The most insidious thing about anxiety is it tears you from everything you love. It isolates you and you convince yourself, or misbelieve, it is good to be alone. Everything you enjoyed previously goes. In my case, it even stopped me from listening to music in my own home because of the memories, and the negative thoughts you associated with the music.
I used to watch football in the pub and on the terraces for years, and I spent 10 years attending at least 12 concerts a year enjoying myself apart from 2 and both were Oasis. Then I’ve spent a decade doing neither. I couldn’t really tell you who plays for the team I use to watch. No live music for me long before covid saw to it no one watched live music. In that time, I have grown out of the ashes and put a lot of this behind me.
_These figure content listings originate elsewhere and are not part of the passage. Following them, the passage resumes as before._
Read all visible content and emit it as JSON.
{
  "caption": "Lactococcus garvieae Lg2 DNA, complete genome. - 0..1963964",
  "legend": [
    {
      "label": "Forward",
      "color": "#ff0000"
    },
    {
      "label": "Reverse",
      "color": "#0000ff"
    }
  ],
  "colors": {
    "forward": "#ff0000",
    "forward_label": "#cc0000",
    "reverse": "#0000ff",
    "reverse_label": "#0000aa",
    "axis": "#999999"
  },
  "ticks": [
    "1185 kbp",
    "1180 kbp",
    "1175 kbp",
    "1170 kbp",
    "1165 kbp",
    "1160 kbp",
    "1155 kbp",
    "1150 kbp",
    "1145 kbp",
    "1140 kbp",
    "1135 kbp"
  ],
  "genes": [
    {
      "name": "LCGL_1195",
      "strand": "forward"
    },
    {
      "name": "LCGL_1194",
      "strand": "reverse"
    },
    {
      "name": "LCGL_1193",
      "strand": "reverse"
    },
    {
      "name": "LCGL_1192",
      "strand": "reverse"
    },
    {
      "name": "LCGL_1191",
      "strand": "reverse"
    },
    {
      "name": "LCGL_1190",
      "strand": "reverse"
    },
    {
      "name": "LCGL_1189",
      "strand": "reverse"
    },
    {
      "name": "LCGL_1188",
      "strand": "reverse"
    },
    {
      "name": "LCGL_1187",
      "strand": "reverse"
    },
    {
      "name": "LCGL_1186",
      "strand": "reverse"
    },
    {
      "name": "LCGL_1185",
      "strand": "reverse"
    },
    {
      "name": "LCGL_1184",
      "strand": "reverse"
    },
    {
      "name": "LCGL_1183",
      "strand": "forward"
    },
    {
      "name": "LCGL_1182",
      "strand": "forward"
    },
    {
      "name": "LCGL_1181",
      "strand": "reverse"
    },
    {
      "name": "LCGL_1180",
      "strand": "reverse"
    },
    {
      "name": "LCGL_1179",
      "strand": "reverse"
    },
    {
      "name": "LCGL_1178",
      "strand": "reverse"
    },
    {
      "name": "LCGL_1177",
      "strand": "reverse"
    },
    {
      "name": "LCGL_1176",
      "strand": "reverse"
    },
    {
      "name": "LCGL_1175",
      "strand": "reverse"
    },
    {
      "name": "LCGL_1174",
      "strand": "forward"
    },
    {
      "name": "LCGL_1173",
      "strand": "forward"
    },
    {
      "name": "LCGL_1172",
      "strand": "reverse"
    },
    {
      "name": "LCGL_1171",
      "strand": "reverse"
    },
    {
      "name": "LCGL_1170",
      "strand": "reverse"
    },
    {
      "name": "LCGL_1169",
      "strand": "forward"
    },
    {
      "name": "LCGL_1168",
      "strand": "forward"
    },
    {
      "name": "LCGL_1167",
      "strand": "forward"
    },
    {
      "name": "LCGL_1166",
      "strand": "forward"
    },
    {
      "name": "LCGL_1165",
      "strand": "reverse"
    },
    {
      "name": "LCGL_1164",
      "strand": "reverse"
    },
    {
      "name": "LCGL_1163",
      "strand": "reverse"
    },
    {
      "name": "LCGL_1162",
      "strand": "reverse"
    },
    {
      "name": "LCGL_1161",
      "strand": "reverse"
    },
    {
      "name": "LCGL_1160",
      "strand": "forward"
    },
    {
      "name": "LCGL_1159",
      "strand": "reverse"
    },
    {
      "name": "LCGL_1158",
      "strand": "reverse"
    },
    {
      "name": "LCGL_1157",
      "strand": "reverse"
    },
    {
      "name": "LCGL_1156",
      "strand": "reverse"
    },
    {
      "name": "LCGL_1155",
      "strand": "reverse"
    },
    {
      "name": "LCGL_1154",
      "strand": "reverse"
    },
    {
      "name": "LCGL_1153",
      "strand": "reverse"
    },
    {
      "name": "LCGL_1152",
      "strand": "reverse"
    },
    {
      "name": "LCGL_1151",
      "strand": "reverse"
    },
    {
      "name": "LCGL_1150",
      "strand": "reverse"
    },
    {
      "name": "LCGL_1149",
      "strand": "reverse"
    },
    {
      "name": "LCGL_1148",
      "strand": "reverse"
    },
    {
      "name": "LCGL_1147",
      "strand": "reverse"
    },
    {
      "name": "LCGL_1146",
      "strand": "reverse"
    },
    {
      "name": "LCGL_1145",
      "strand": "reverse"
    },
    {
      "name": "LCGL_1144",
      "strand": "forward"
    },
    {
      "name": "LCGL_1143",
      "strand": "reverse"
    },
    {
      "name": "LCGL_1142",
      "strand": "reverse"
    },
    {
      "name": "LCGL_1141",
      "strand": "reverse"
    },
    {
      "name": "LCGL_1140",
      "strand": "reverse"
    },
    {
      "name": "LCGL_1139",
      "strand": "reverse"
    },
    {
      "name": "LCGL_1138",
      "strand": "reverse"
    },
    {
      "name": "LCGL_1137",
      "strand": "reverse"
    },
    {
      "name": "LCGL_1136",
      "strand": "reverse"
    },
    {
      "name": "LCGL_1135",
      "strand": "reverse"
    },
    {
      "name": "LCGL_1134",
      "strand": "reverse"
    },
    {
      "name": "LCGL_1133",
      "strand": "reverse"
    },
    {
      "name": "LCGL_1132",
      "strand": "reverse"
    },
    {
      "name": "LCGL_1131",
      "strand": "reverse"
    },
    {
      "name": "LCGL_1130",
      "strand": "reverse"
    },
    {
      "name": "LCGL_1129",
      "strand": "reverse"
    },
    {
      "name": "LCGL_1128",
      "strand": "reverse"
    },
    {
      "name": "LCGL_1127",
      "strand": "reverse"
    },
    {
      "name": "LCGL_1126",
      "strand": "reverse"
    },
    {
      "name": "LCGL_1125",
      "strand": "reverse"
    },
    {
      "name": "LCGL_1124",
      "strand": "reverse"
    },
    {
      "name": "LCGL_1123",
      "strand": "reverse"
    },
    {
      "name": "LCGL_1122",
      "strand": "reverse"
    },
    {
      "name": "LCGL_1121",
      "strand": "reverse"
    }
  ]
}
In the summer I went to a friendly match a Prenton Park the home of my now local club Tranmere Rovers, I chose this so I could breathe and enjoy a game of football on a pleasant evening. Then I took in a league game, and I was hooked. From the moment you arrive in the car, the staff cannot do enough to help, and I didn’t advertise my mental history to anyone there you don’t need to. Everyone gets a smile. When the crowd behind the goal is in full voice and the lads on the drum drive the singing and the atmosphere, working as hard as the lads on the pitch, I wonder why I gave it up because in that moment the net bursts and we all go mad it’s an amazing feeling. So, I’m here to stay I don’t miss a home game, I go with my lad or even on my own I feel that confident. What Tranmere does off the pitch is astonishing, the work they do in the community and with mental health is first-class from a club in league 2. I admire the chairman and his wife for that. I love it under the lights it is a special night. Thank you, Rovers, carry on smiling because you don’t know the difference you make.
So, this week marks my first concert and when I think of it it makes me nervous. I know I will be fine it’s just my amygdala kicking in and so I take deep breathes. The feeling to be able to break two monkeys off my back will be fantastic for me because after all I want to enjoy life and mix and not feel I must stay in or constantly have I can’t, I can’t, I can’t be the mantra. I have some way to go I know but I’m doing OK.